The Catalan model that should prevent AI from violating your rights
Next year all systems will have to undergo an evaluation to ensure that decisions are not made based on stigma or bias.
BarcelonaEnsuring that artificial intelligence does not violate fundamental rights is the objective of the European regulation that, starting next year, will make it mandatory to subject all such systems to a prior assessment when they may pose a high risk to people's rights. For example, when they are related to health, education, judicial proceedings, job selection processes, access to financial aid, and border control. From next August, AI-based systems will have to undergo a prior assessment to be used in the EU. However, the regulation does not specify how this assessment should be carried out, and Catalonia has developed a model that has already been adopted by the Basque Country, Croatia, Malta, and Brazil.
"We have been pioneers, and that has allowed us to reach many places, for it to be valued, and for some countries to adopt it as their own," says the president of the Catalan Data Protection Authority, Meritxell Borràs, in an interview with ARA a few days after reaching an agreement with the author of the regulation to ensure that AI respects fundamental rights. "If a significant risk is detected in an AI system, a mechanism must be found to mitigate it and, therefore, eliminate or minimize it so that it does not affect people's fundamental rights," Borràs summarizes.

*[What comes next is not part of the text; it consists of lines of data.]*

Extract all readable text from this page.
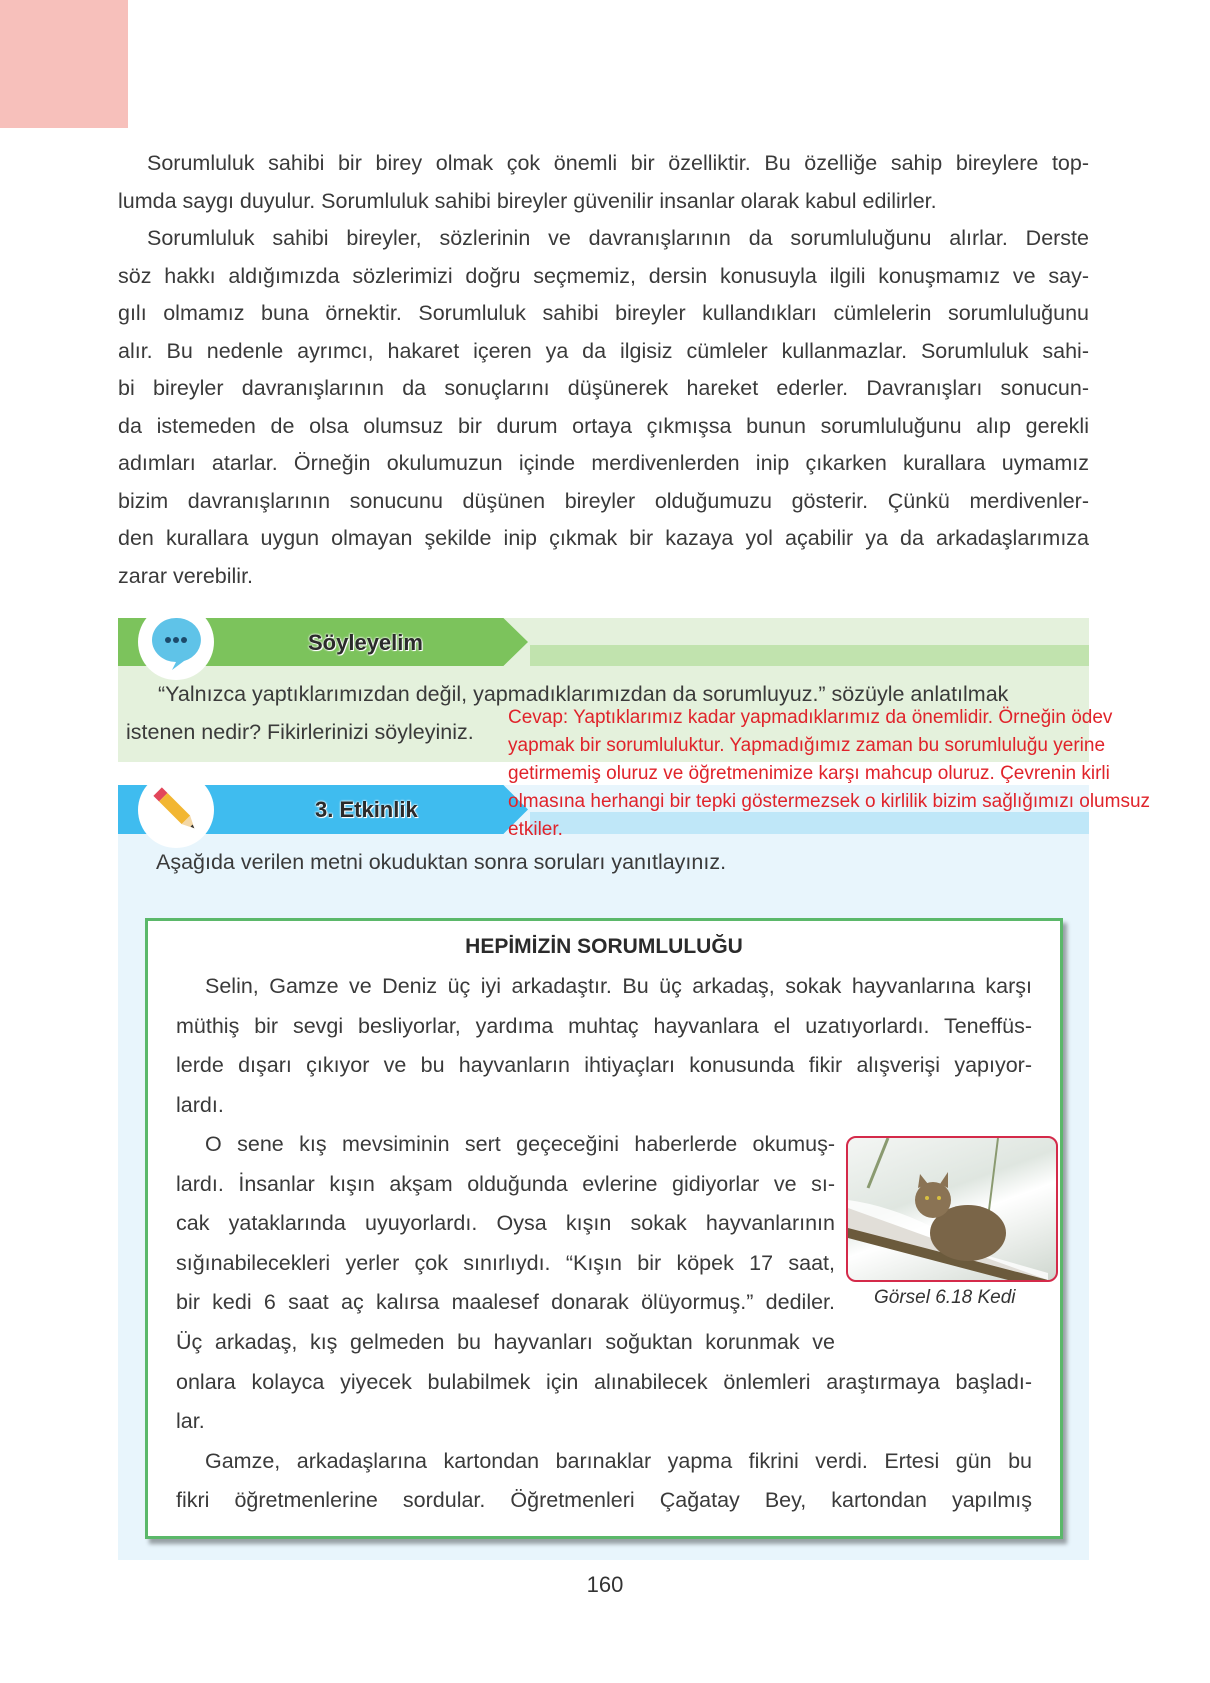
Sorumluluk sahibi bir birey olmak çok önemli bir özelliktir. Bu özelliğe sahip bireylere top-
lumda saygı duyulur. Sorumluluk sahibi bireyler güvenilir insanlar olarak kabul edilirler.
Sorumluluk sahibi bireyler, sözlerinin ve davranışlarının da sorumluluğunu alırlar. Derste
söz hakkı aldığımızda sözlerimizi doğru seçmemiz, dersin konusuyla ilgili konuşmamız ve say-
gılı olmamız buna örnektir. Sorumluluk sahibi bireyler kullandıkları cümlelerin sorumluluğunu
alır. Bu nedenle ayrımcı, hakaret içeren ya da ilgisiz cümleler kullanmazlar. Sorumluluk sahi-
bi bireyler davranışlarının da sonuçlarını düşünerek hareket ederler. Davranışları sonucun-
da istemeden de olsa olumsuz bir durum ortaya çıkmışsa bunun sorumluluğunu alıp gerekli
adımları atarlar. Örneğin okulumuzun içinde merdivenlerden inip çıkarken kurallara uymamız
bizim davranışlarının sonucunu düşünen bireyler olduğumuzu gösterir. Çünkü merdivenler-
den kurallara uygun olmayan şekilde inip çıkmak bir kazaya yol açabilir ya da arkadaşlarımıza
zarar verebilir.
Söyleyelim
“Yalnızca yaptıklarımızdan değil, yapmadıklarımızdan da sorumluyuz.” sözüyle anlatılmak
istenen nedir? Fikirlerinizi söyleyiniz.
3. Etkinlik
Cevap: Yaptıklarımız kadar yapmadıklarımız da önemlidir. Örneğin ödev
yapmak bir sorumluluktur. Yapmadığımız zaman bu sorumluluğu yerine
getirmemiş oluruz ve öğretmenimize karşı mahcup oluruz. Çevrenin kirli
olmasına herhangi bir tepki göstermezsek o kirlilik bizim sağlığımızı olumsuz
etkiler.
Aşağıda verilen metni okuduktan sonra soruları yanıtlayınız.
HEPİMİZİN SORUMLULUĞU
Selin, Gamze ve Deniz üç iyi arkadaştır. Bu üç arkadaş, sokak hayvanlarına karşı
müthiş bir sevgi besliyorlar, yardıma muhtaç hayvanlara el uzatıyorlardı. Teneffüs-
lerde dışarı çıkıyor ve bu hayvanların ihtiyaçları konusunda fikir alışverişi yapıyor-
lardı.
O sene kış mevsiminin sert geçeceğini haberlerde okumuş-
lardı. İnsanlar kışın akşam olduğunda evlerine gidiyorlar ve sı-
cak yataklarında uyuyorlardı. Oysa kışın sokak hayvanlarının
sığınabilecekleri yerler çok sınırlıydı. “Kışın bir köpek 17 saat,
bir kedi 6 saat aç kalırsa maalesef donarak ölüyormuş.” dediler.
Üç arkadaş, kış gelmeden bu hayvanları soğuktan korunmak ve
onlara kolayca yiyecek bulabilmek için alınabilecek önlemleri araştırmaya başladı-
lar.
Gamze, arkadaşlarına kartondan barınaklar yapma fikrini verdi. Ertesi gün bu
fikri öğretmenlerine sordular. Öğretmenleri Çağatay Bey, kartondan yapılmış
Görsel 6.18 Kedi
160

The model developed in Catalonia has studied several practical cases that serve as examples of situations in which potential violations of fundamental rights could occur. However, given the expanding use of AI, Borràs anticipates that "sooner rather than later, new scenarios will emerge that could broaden the scope of the impact."
Health
In the healthcare sector, an AI system has been studied that uses images to detect cancer and monitor its progression, leading to treatment decisions for the patient. "Just as until recently dosages and treatments were the same for men and women, and we have already seen that in some cases this shouldn't be the case, the same applies to ethnicity," explains Borràs. In this case, the AI had been based solely on information from white patients, excluding the rest. "This has led to expanding the study to other continents to include patients of other ethnicities so that we can assess whether or not there is a change in their disease progression and the treatments they need," she states.
Social Rights
Another example Borràs cites is the AI systems used to decide who can receive a loan or financial aid. In this case, she warns of potential biases that can arise from the statistics. "There can be a bias due to the type of population, or because that person lives in a neighborhood that is presumably poorer and where there may be a greater likelihood of defaulting on loans," she explains. But what should be analyzed is the person's circumstances, she says, not the fact that they live in that neighborhood. "An algorithm can help decide who receives financial aid, but if it's biased based on the neighborhood where they live, we're not on the right track," she argues.
Education
The risk analysis model developed in Catalonia has also been tested with a system designed for university student assessments, which summarized their learning using a traffic light-like code. The aim was to detect if a student was struggling and therefore needed more attention or support, but in practice, "a psychological bias arose" for both the teacher and the student. "Although it wasn't the intended effect, it discouraged both the teacher and the student, and the right to education was affected," explains Borràs.